Rabies, caused by rabies virus (RABV), is one of the most important neurotropic zoonoses and poses a severe threat to human and animal health. Exploration of its mechanism of neural transmission is meaningful but still insufficient. Here, we described the effects of microtubule-depolymerizing drugs and inhibitors of microtubule motor proteins on RABV infection. Colchicine, a microtubule-depolymerizing drug, significantly impeded RABV production in N2a cells. Overexpression of CC1 or p50 attenuated viral infection through the functional disruption of cytoplasmic dynein, which was consistent with the inhibitory effect of Na₃VO₄, a dynein activity inhibitor. Moreover, transfection with Flag-KHCct impaired RABV infection, as cytoplasmic kinesin-based motility was blocked. These results demonstrated that RABV can infect N2a cells in a manner that depends on microtubule integrity as well as dynein and kinesin function.

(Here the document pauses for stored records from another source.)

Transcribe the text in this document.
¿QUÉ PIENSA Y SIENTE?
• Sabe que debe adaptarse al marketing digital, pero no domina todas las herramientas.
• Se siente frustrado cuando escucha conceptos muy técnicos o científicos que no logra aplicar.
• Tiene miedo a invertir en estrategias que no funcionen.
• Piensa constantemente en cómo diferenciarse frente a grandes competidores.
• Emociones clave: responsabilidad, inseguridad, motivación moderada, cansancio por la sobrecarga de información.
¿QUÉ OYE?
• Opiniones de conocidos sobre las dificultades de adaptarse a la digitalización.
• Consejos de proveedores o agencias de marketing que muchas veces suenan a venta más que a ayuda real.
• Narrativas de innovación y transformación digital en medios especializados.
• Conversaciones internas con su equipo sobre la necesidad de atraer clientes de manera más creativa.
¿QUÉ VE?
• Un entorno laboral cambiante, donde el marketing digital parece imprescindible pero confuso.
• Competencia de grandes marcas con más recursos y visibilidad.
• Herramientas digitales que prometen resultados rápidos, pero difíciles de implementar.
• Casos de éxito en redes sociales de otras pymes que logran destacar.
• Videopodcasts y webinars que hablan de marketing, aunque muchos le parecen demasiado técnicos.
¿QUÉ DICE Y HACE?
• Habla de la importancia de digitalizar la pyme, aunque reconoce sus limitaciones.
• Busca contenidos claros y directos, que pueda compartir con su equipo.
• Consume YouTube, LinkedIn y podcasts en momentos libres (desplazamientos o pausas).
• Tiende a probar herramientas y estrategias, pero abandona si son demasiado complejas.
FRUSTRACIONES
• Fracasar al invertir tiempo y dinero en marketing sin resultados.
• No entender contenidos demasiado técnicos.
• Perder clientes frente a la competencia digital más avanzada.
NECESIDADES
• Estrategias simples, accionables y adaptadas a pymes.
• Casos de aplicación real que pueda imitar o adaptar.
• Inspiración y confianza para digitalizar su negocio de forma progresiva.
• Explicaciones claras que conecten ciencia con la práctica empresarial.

由狂犬病病毒（RABV）引起的狂犬病是最重要的嗜神经性人畜共患病之一，对人类和动物健康构成严重威胁。探索其神经传递机制是有意义的，但仍是不够的。在这里，我们描述了微管解聚药物和微管运动蛋白抑制剂对 RABV 感染的影响。秋水仙碱是一种微管解聚药物，可显着阻碍 N2a 细胞中 RABV 的产生。CC1 或 p50 的过表达通过细胞质动力蛋白的功能破坏减弱病毒感染，这与 Na ₃ VO ₄的抑制作用一致，一种动力蛋白活性抑制剂。此外，转染 Flag-KHCct 会损害 RABV 感染，因为基于细胞质驱动蛋白的运动被阻断。这些结果表明，RABV 可以以依赖于微管完整性以及动力蛋白和驱动蛋白功能的方式感染 N2a 细胞。